On June 5, 2017, the Colorado Supreme Court issued its ruling in Vallagio at Inverness Residential Condominium Ass’n, Inc. v. Metropolitan Homes, Inc. et al. (Supreme Court Case No. 15SC508). The Supreme Court affirmed the court of appeals and ruled:
- The Colorado Common Interest Ownership Act (“CCIOA”) permits a declarant to reserve the unlimited right to approve any declaration amendment altering the mandatory arbitration provision for construction defect claims; and
- The Colorado Consumer Protection Act (“CCPA”) does not prohibit arbitration of construction defect claims.
The Court reviewed CCIOA and determined that the statute’s plain language expressly envisions situations where a declarant can retain the right to object to a proposed declaration amendment despite the fact that the amendment to remove arbitration was approval by 67% of owners. Further, the Court stated it is permissible under CCIOA to require certain disputes be resolved by binding arbitration which is also consistent with Colorado’s public policy favoring arbitration as a preferred method of alternative dispute resolution. The Court held the declarant’s consent-to-amend provision remains enforceable and the attempted removal by the Association owners was ineffective.
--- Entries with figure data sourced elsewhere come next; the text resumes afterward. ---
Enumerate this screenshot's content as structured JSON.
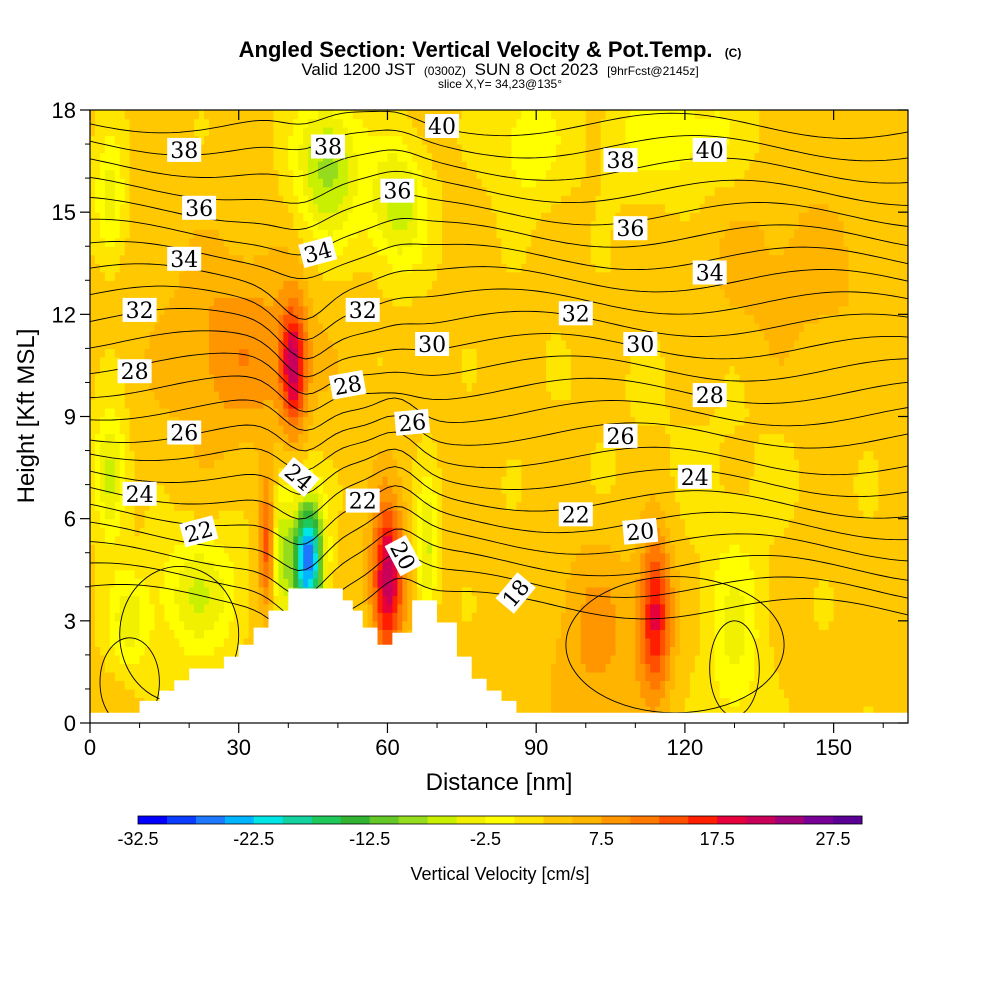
{
  "header": {
    "title": "Angled Section: Vertical Velocity & Pot.Temp.",
    "title_mark": "(C)",
    "valid_main": "Valid 1200 JST",
    "valid_utc": "(0300Z)",
    "valid_date": "SUN 8 Oct 2023",
    "valid_fcst": "[9hrFcst@2145z]",
    "slice": "slice X,Y= 34,23@135°"
  },
  "chart_data": {
    "type": "heatmap",
    "title": "Angled Section: Vertical Velocity & Pot.Temp.",
    "xlabel": "Distance [nm]",
    "ylabel": "Height [Kft MSL]",
    "xlim": [
      0,
      165
    ],
    "ylim": [
      0,
      18
    ],
    "x_ticks": [
      "0",
      "30",
      "60",
      "90",
      "120",
      "150"
    ],
    "y_ticks": [
      "0",
      "3",
      "6",
      "9",
      "12",
      "15",
      "18"
    ],
    "colorbar": {
      "title": "Vertical Velocity [cm/s]",
      "labels": [
        "-32.5",
        "-22.5",
        "-12.5",
        "-2.5",
        "7.5",
        "17.5",
        "27.5"
      ],
      "colors": [
        "#0000ff",
        "#0a3cff",
        "#1e78ff",
        "#00b4ff",
        "#00e6e6",
        "#14d2a0",
        "#1ec85a",
        "#32b432",
        "#64c828",
        "#96dc1e",
        "#c8f000",
        "#f0f000",
        "#ffff00",
        "#ffe600",
        "#ffc800",
        "#ffb400",
        "#ff9600",
        "#ff7800",
        "#ff5000",
        "#ff1e00",
        "#e6003c",
        "#c8005a",
        "#a00078",
        "#780096",
        "#5a0096"
      ]
    },
    "velocity_features": [
      {
        "x": 44,
        "y": 4.8,
        "value": -30,
        "sx": 2.2,
        "sy": 1.3
      },
      {
        "x": 38,
        "y": 5.2,
        "value": -12,
        "sx": 1.8,
        "sy": 1.5
      },
      {
        "x": 36,
        "y": 5.2,
        "value": 16,
        "sx": 1.3,
        "sy": 1.4
      },
      {
        "x": 41,
        "y": 10.5,
        "value": 17,
        "sx": 1.8,
        "sy": 1.2
      },
      {
        "x": 60,
        "y": 4.2,
        "value": 19,
        "sx": 2.2,
        "sy": 1.6
      },
      {
        "x": 68,
        "y": 5.0,
        "value": -9,
        "sx": 1.4,
        "sy": 1.5
      },
      {
        "x": 114,
        "y": 3.2,
        "value": 15,
        "sx": 2.3,
        "sy": 1.6
      },
      {
        "x": 102,
        "y": 2.5,
        "value": 5,
        "sx": 6,
        "sy": 2
      },
      {
        "x": 48,
        "y": 16.3,
        "value": -12,
        "sx": 4.5,
        "sy": 1.5
      },
      {
        "x": 62,
        "y": 15.2,
        "value": -10,
        "sx": 4,
        "sy": 1.3
      },
      {
        "x": 4,
        "y": 7.3,
        "value": -10,
        "sx": 2.2,
        "sy": 1.3
      },
      {
        "x": 4,
        "y": 15.3,
        "value": -7,
        "sx": 2.2,
        "sy": 1.3
      },
      {
        "x": 22,
        "y": 3.8,
        "value": -8,
        "sx": 6,
        "sy": 1.3
      },
      {
        "x": 8,
        "y": 3.0,
        "value": -7,
        "sx": 3,
        "sy": 1.0
      },
      {
        "x": 130,
        "y": 2.5,
        "value": -6,
        "sx": 4,
        "sy": 2.2
      },
      {
        "x": 118,
        "y": 17.3,
        "value": -5,
        "sx": 10,
        "sy": 1.3
      },
      {
        "x": 88,
        "y": 17.0,
        "value": -5,
        "sx": 5,
        "sy": 1.3
      },
      {
        "x": 30,
        "y": 11.0,
        "value": 6,
        "sx": 10,
        "sy": 2
      },
      {
        "x": 140,
        "y": 13,
        "value": 3,
        "sx": 14,
        "sy": 2
      },
      {
        "x": 125,
        "y": 9,
        "value": -1,
        "sx": 20,
        "sy": 3
      }
    ],
    "terrain": [
      [
        0,
        0.3
      ],
      [
        10,
        0.3
      ],
      [
        10,
        0.65
      ],
      [
        14,
        0.65
      ],
      [
        14,
        0.95
      ],
      [
        17,
        0.95
      ],
      [
        17,
        1.25
      ],
      [
        20,
        1.25
      ],
      [
        20,
        1.6
      ],
      [
        27,
        1.6
      ],
      [
        27,
        1.95
      ],
      [
        30,
        1.95
      ],
      [
        30,
        2.3
      ],
      [
        33,
        2.3
      ],
      [
        33,
        2.8
      ],
      [
        36,
        2.8
      ],
      [
        36,
        3.3
      ],
      [
        40,
        3.3
      ],
      [
        40,
        3.95
      ],
      [
        51,
        3.95
      ],
      [
        51,
        3.6
      ],
      [
        53,
        3.6
      ],
      [
        53,
        3.3
      ],
      [
        55,
        3.3
      ],
      [
        55,
        2.8
      ],
      [
        58,
        2.8
      ],
      [
        58,
        2.3
      ],
      [
        61,
        2.3
      ],
      [
        61,
        2.65
      ],
      [
        65,
        2.65
      ],
      [
        65,
        3.6
      ],
      [
        70,
        3.6
      ],
      [
        70,
        2.95
      ],
      [
        74,
        2.95
      ],
      [
        74,
        1.95
      ],
      [
        77,
        1.95
      ],
      [
        77,
        1.3
      ],
      [
        80,
        1.3
      ],
      [
        80,
        0.95
      ],
      [
        83,
        0.95
      ],
      [
        83,
        0.65
      ],
      [
        86,
        0.65
      ],
      [
        86,
        0.3
      ],
      [
        165,
        0.3
      ]
    ],
    "isentropes_C": [
      18,
      19,
      20,
      21,
      22,
      23,
      24,
      25,
      26,
      27,
      28,
      29,
      30,
      31,
      32,
      33,
      34,
      35,
      36,
      37,
      38,
      39,
      40
    ],
    "contour_labels": [
      {
        "text": "38",
        "x": 19,
        "y": 16.8,
        "angle": 0
      },
      {
        "text": "38",
        "x": 48,
        "y": 16.9,
        "angle": 0
      },
      {
        "text": "40",
        "x": 71,
        "y": 17.5,
        "angle": 0
      },
      {
        "text": "38",
        "x": 107,
        "y": 16.5,
        "angle": 0
      },
      {
        "text": "40",
        "x": 125,
        "y": 16.8,
        "angle": 0
      },
      {
        "text": "36",
        "x": 22,
        "y": 15.1,
        "angle": 0
      },
      {
        "text": "36",
        "x": 62,
        "y": 15.6,
        "angle": 0
      },
      {
        "text": "36",
        "x": 109,
        "y": 14.5,
        "angle": 0
      },
      {
        "text": "34",
        "x": 19,
        "y": 13.6,
        "angle": 0
      },
      {
        "text": "34",
        "x": 46,
        "y": 13.8,
        "angle": -15
      },
      {
        "text": "34",
        "x": 125,
        "y": 13.2,
        "angle": 0
      },
      {
        "text": "32",
        "x": 10,
        "y": 12.1,
        "angle": 0
      },
      {
        "text": "32",
        "x": 55,
        "y": 12.1,
        "angle": 0
      },
      {
        "text": "32",
        "x": 98,
        "y": 12.0,
        "angle": 0
      },
      {
        "text": "30",
        "x": 69,
        "y": 11.1,
        "angle": 0
      },
      {
        "text": "30",
        "x": 111,
        "y": 11.1,
        "angle": 0
      },
      {
        "text": "28",
        "x": 9,
        "y": 10.3,
        "angle": 0
      },
      {
        "text": "28",
        "x": 52,
        "y": 9.9,
        "angle": -10
      },
      {
        "text": "28",
        "x": 125,
        "y": 9.6,
        "angle": 0
      },
      {
        "text": "26",
        "x": 19,
        "y": 8.5,
        "angle": 0
      },
      {
        "text": "26",
        "x": 65,
        "y": 8.8,
        "angle": -5
      },
      {
        "text": "26",
        "x": 107,
        "y": 8.4,
        "angle": 0
      },
      {
        "text": "24",
        "x": 42,
        "y": 7.2,
        "angle": 40
      },
      {
        "text": "24",
        "x": 10,
        "y": 6.7,
        "angle": 0
      },
      {
        "text": "24",
        "x": 122,
        "y": 7.2,
        "angle": 0
      },
      {
        "text": "22",
        "x": 22,
        "y": 5.6,
        "angle": -15
      },
      {
        "text": "22",
        "x": 55,
        "y": 6.5,
        "angle": 0
      },
      {
        "text": "22",
        "x": 98,
        "y": 6.1,
        "angle": 0
      },
      {
        "text": "20",
        "x": 111,
        "y": 5.6,
        "angle": -5
      },
      {
        "text": "20",
        "x": 63,
        "y": 4.9,
        "angle": 62
      },
      {
        "text": "18",
        "x": 86,
        "y": 3.8,
        "angle": -50
      }
    ]
  }
}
The Court noted that its approval of the declarant’s consent-to-amend provision was limited to the resolution of the construction defect claims before it, and expressed no opinion on whether other consent-to-amend provisions would be upheld in other contexts.
The Court also found that although the CCPA provides a right to a civil action, that right may be waived. The declaration’s mandatory arbitration provision validly waived the right to any civil action and the CCPA claims may be arbitrated.
The Vallagio ruling means that developers will continue to include consent-to-amend provisions in the original declaration in order to preserve arbitration as the preferred venue for resolution of construction defect claims.